Friday, May 13, 2016


     Cemeteries can give people the creeps, but not me.  I find them very tranquil and full of vital information.  When I visit all the relatives at Moravian Cemetery, I occasionally roam about looking at the different headstones.  The ones that fascinate me the most feature individuals who lived whole lives before I was born.  I suppose the reason why they fascinate me is because it really puts things into perspective for me.  It's hard to be egocentric when you realize that you are merely a grain of sand on the beach of life.  Millions of people existed on this earth before us and millions will exist after us.  Some people leave their mark for eternity, others do not.  
     Before my father passed away, he informed me that I do not need to visit his grave because he won't be there.  He never understood why my mother spent money on Palm Crosses and Christmas wreath blankets every year.  "Anna, the souls are not there, just their physical remains."  He would say this all the time.  When I do go to visit his grave, I realize that he is not there spiritually, but it gives me comfort to know that that is his physical resting place.  
     With the exception with four great-grandparents, the rest of my Italian-American ancestors are buried right up the street from my house.  The cemetery is beautifully landscaped and dates back several hundred years.  The headstones from decades ago were so ornate.  Some of them break my heart and only have engravings that say, "Daughter" or "Son".  There is no other identification at all.  Who were these people?  How did they influence others while they were on Earth?
     Cemeteries can provide heritage hunters with a wealth of information.  However, if you don't do your research, mistakes can be made.  If you kindly view the photograph on the right, you will see an image of my ancestors' headstone.  When I first saw this as a child, I took it at face value.  I understood that the people buried in this grave were my great-grandparents, and my 2x-great-grandmother.  As an adult who hunts dead people, I have come to realize that there are several mistakes on this headstone.
1.  In Sicily, where my ancestors came from, "D'Angelo" is actually spelled "d'Angelo".
2.  Domenica Inserra was not born in 1871.
3.  In Italian tradition, women retain their maiden names, therefore, Domenica Inserra should have been listed as "Domenica Maugeri" and Anna D'Angelo should have been listed as "Sebastiana Inserra".
     I'm sure most people would not find this to be too serious a dilemma, but to someone like me who desires accuracy, it actually bugs me.  Granted, I was not alive when my great-grandfather and 2x-great-grandmother passed away, and I was eighteen-years-old when my great-grandmother died and unfamiliar with heritage hunting, but if I knew then what I know now...
     Last year, my mother-in-law and I were trying to locate some relatives on her side of the family, a task that has proven to be extraordinarily difficult.  We found a death record on for her ancestors and sent away for a copy of it.  When it arrived, we obtained the name of the cemetery.  She never knew the name.  Funny enough, one of my great-grandfathers is buried in the same cemetery!  Her ancestors and my great-grandfather were only two sections away from each other.  We made a road trip to the cemetery that day.  We left very early to miss the traffic and drove out to Queens, New York.  To see the happiness on my mother-in-law's face in finding a connection was very satisfying.  I am hoping to assist her in finding out the answers to more family mysteries.  One day at a time.

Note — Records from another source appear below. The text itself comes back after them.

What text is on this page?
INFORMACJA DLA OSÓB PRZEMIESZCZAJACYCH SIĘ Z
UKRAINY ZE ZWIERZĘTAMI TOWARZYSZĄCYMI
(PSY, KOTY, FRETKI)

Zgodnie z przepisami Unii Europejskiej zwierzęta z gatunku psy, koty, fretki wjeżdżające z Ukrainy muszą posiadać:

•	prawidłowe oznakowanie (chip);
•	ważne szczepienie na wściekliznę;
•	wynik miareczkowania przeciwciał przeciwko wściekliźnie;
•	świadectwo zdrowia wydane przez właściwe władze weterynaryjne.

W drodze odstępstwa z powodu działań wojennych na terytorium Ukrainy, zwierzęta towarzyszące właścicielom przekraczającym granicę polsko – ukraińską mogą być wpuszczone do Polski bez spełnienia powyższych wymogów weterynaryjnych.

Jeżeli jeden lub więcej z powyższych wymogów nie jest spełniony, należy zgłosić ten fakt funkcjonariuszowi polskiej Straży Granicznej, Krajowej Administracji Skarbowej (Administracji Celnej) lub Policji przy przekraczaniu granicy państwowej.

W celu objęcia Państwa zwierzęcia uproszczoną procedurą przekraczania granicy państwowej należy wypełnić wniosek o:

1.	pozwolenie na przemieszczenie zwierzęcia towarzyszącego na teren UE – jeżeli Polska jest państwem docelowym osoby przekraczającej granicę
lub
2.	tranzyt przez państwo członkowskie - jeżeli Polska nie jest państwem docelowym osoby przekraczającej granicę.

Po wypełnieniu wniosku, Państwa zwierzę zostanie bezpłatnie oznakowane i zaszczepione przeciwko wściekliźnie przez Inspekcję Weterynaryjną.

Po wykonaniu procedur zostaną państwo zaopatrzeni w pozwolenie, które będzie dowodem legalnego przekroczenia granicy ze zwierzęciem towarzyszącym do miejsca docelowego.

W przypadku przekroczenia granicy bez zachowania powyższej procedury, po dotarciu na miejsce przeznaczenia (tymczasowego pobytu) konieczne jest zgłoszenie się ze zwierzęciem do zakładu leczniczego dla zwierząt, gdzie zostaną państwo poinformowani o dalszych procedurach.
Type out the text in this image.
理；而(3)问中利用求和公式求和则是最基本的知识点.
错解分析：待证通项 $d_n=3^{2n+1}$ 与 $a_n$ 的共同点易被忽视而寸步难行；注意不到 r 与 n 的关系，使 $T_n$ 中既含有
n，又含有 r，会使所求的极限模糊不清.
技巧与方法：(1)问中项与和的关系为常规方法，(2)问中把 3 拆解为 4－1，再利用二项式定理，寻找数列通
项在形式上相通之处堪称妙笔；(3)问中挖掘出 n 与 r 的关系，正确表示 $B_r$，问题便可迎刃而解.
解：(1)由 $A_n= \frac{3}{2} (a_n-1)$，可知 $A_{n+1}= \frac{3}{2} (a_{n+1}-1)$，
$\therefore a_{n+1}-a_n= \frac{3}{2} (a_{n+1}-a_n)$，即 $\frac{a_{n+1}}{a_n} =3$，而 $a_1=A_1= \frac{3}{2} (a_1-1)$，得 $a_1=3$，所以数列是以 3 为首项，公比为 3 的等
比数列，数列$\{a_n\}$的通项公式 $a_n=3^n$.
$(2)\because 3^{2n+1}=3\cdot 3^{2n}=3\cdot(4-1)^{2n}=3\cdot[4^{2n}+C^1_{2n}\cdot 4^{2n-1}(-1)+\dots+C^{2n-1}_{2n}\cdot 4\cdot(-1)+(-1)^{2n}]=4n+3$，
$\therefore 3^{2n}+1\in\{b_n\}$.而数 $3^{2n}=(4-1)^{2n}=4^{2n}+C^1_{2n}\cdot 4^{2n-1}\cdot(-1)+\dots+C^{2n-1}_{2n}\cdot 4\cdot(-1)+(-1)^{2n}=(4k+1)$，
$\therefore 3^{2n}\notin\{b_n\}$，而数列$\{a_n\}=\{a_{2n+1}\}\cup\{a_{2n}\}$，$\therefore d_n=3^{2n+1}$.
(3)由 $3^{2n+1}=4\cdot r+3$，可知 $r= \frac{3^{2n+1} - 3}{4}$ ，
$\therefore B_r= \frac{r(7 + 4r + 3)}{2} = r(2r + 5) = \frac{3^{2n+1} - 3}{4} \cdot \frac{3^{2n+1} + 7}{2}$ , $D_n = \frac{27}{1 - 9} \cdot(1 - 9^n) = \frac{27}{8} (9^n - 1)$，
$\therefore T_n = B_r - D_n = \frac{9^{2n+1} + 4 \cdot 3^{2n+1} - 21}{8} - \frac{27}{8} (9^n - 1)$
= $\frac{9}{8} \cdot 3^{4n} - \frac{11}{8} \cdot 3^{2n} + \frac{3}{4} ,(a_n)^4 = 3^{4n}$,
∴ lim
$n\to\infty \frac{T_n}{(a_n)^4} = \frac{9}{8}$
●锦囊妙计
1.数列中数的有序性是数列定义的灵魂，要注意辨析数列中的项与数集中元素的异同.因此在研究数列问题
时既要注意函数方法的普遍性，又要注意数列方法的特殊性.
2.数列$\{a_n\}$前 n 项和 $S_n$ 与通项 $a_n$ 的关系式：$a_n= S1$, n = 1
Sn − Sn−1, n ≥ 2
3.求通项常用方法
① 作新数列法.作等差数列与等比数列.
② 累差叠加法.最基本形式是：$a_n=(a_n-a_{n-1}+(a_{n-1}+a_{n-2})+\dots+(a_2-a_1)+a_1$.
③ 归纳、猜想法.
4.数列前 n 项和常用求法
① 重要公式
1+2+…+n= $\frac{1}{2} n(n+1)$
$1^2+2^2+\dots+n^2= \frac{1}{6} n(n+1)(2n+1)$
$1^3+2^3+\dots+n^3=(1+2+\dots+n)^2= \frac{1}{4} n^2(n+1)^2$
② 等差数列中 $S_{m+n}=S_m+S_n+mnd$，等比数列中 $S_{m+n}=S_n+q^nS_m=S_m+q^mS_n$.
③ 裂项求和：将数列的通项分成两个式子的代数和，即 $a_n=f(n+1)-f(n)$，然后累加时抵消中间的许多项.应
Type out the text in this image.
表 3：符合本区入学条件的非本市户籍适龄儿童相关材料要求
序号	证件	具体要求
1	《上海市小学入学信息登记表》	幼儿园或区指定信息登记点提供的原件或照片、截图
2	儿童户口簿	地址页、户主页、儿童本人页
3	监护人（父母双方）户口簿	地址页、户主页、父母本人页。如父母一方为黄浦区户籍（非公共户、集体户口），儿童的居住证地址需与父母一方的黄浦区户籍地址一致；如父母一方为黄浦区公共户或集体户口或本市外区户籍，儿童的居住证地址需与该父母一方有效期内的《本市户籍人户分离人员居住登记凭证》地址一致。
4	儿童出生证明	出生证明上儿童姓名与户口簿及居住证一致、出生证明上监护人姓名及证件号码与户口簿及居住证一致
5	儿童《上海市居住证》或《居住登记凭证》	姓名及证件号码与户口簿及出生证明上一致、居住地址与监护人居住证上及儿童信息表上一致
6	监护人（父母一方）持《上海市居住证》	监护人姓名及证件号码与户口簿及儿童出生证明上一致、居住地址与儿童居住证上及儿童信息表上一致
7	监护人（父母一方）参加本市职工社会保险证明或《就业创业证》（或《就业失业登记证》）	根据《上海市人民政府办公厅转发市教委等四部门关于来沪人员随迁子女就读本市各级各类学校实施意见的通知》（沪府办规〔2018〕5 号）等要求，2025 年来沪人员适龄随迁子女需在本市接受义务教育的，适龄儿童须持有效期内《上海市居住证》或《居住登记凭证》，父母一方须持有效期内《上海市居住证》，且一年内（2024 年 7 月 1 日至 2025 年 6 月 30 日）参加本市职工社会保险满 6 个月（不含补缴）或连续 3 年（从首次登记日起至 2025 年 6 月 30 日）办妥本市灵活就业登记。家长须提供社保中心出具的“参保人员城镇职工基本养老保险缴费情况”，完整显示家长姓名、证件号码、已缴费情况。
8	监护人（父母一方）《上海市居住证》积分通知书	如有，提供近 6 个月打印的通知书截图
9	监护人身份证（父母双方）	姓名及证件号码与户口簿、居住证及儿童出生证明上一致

     When I first located my great-grandfather, Vincenzo Esposito's grave, I noticed that he was buried with several other individuals.  Some I am assuming are relatives, but the others I'm not so sure about.  I am hoping that my relatives can assist me in identifying the other people.
     I cannot help myself.  You already know that I read obituaries, and now you know that I roam cemeteries.  Am I weird?  Probably, but visiting cemeteries helps me to realize that my ancestors did live.  They had full lives and experiences.  Their stories are passed down from generation to generation and visiting their remains assists me in honoring their memories. 
     When it comes to tracking down the resting places of ancestors who lived hundreds of years ago in Italy, the task is a little more difficult.  In Vizzini, my ancestors are buried in the "common grave".  The common grave was used before headstones and is in a very old section of the cemetery.  
     The photograph on the left is a fan chart for my 3x-great-grandmother, Lucia Pitrozzello.  She was born Sortino, Siracusa, Sicilia.  I know that the parish church was called San Giovanni Apostolo ed Evangelista.  I believe it is still standing and it is more than likely that there is a cemetery in the town of Sortino with a common grave section.  That is probably where I would find all of these relatives and I hope to visit there one day.
     In closing today's excerpt, perusing your local cemetery may give you some insight about the people who existed in your town centuries before.  Some of those names engraved on the headstones may also be the names of local streets in your town.  Consider it a mini-history may learn a lot!  Thanks for reading and happy hunting!